When I was dreaming about living in Japan, I never imagined that will be in Imabari. What I wanted to do the most was to live in a small town where I can learn and practice Japanese and to make some friends. I arrived before the New Year festivities. My friend from Imabari who study in Montreal helped me and I was able to stay with her family during almost one week. Their house was bigger than I expected and very authentic. I ate very delicious meals every day. In Canada, when children are 18 years old, married or not, they have to leave the parent’s house. This family still lives with their daughter and this is something I miss because I am not living in the same town than my family in Canada. Also, I feel like this family respected me and accepted me like I am.
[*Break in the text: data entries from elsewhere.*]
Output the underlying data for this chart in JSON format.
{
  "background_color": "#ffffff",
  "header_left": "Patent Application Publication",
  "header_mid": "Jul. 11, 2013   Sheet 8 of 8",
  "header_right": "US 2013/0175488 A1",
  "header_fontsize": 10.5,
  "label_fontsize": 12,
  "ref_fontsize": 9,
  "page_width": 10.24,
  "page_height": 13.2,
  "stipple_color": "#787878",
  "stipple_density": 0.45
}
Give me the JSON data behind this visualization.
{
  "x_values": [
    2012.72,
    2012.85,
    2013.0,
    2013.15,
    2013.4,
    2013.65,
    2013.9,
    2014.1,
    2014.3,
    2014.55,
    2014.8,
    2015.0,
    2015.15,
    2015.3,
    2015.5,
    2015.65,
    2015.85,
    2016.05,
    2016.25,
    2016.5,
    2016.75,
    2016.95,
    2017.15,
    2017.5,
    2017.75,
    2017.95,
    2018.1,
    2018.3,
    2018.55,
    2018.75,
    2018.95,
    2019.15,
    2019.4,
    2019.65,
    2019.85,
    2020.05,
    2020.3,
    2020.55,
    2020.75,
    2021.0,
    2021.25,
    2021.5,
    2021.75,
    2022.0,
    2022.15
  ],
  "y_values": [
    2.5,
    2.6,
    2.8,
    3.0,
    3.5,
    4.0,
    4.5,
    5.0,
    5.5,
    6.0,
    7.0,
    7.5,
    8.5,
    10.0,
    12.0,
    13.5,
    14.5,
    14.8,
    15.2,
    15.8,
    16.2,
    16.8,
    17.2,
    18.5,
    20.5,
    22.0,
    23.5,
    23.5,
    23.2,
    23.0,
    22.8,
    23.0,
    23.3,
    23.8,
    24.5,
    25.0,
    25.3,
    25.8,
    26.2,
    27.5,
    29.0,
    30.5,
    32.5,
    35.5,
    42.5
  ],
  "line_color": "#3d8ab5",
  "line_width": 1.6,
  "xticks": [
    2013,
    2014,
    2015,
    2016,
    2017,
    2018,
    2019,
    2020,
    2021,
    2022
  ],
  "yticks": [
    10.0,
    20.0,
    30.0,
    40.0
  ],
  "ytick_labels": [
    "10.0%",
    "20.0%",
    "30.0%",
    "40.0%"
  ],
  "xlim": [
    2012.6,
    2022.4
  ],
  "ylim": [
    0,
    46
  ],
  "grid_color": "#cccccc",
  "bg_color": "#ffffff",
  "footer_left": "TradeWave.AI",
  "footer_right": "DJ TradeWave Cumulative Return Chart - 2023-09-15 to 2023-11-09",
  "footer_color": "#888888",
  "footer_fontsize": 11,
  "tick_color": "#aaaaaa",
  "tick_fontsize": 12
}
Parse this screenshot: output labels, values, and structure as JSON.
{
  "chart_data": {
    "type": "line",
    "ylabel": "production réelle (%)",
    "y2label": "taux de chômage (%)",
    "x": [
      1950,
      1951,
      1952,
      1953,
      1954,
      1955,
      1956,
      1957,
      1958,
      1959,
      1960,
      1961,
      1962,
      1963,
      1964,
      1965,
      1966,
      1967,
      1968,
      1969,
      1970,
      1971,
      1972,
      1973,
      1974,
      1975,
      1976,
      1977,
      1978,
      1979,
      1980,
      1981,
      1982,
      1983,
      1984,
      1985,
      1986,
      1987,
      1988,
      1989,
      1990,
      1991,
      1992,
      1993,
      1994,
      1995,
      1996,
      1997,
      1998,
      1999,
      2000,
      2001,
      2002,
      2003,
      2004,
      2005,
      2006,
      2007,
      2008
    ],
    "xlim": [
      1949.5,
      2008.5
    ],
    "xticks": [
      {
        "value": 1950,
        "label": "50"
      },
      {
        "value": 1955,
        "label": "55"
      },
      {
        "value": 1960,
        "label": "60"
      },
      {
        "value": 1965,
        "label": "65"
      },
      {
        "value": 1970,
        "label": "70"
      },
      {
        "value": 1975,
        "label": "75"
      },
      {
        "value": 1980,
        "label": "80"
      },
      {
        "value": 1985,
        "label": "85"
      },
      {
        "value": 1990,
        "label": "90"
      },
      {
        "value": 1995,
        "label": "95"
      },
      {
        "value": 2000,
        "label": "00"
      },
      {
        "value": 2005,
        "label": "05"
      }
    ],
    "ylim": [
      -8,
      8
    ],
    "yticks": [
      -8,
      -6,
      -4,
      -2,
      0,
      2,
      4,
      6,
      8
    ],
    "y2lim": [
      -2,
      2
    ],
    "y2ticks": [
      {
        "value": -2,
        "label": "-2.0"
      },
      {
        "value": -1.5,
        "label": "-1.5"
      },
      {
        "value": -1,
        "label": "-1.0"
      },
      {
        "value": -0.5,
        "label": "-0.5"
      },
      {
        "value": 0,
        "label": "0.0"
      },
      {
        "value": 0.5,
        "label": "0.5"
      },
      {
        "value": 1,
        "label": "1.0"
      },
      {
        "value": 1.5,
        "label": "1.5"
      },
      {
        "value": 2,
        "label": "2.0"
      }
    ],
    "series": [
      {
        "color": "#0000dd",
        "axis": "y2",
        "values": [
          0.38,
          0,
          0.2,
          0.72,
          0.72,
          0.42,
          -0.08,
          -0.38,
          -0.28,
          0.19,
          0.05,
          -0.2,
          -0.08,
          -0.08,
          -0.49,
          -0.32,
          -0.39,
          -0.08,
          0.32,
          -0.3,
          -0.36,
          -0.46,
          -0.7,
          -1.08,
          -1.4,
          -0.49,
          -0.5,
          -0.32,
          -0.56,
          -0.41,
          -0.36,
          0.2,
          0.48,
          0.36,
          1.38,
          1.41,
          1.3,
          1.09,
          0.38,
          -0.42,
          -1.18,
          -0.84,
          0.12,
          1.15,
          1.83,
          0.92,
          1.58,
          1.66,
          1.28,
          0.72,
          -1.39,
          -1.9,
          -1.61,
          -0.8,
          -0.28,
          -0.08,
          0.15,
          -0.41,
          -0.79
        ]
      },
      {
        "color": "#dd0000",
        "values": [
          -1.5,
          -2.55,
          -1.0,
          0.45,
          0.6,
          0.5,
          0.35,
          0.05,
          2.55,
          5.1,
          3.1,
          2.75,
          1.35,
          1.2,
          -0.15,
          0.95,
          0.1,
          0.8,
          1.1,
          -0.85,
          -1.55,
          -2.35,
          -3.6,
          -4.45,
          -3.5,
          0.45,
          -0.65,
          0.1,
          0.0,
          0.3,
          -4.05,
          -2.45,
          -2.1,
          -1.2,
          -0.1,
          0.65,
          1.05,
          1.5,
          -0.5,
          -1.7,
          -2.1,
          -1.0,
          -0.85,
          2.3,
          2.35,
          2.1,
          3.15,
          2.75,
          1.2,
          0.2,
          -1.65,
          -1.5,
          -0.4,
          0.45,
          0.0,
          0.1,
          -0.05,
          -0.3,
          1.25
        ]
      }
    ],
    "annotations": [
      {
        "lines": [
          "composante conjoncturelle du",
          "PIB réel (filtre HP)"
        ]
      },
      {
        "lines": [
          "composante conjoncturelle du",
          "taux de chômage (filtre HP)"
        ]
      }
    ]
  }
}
First thing I ate when I arrived in Imabari was Nabeyaki Udon. Food seems very important in Japanese culture. So, the same day when all the family was reunited, we went to Izakaya. We tried many plates to see what I was able to eat. They were surprised by the fact I liked almost everything. These kinds of restaurants are very rare in Canada. Usually, you order one plate and this is a huge portion. But In Japan, quality is more important than quantity and you share also this food with everybody. Another thing Japanese people share is bath time. Even if winter is very cold where I came from, we take rarely a bath. We prefer shower because it’s faster.

Before the New Year, we ate soba noodles. They said this is good for my lifespan. We also watched the famous TV show where 2 teams tried their best to win. Enka songs are very interesting, isn’t it! Too bad, the red team didn’t win. After that, we went at the temple on top of a hill. Usually, for Christians, we go to church to celebrate the birth of Jesus Christ, December 25th. But here, they ring a bell 108 times and pray at the temple. I received a lucky charm and I really hope that will bring me luck for the rest of my trip in Japan.

For 3 days, we ate osechi. Did I say food is important in Japanese culture? This is marvelous. I loved everything even if I don’t know exactly what I ate. I heard some people here don’t like natto or osechi? Does it mean I am more Japanese than those persons? I don’t think so. I guess I just enjoy eating food too much. By the way, I have important message to people who has a wife or a mother who cooks for the family. You should thank her for all the effort. It must be difficult to cook every day and doing all the other tasks. What I prefer the most since I am in Japan is having a discussion with friends around a good meal and to relax.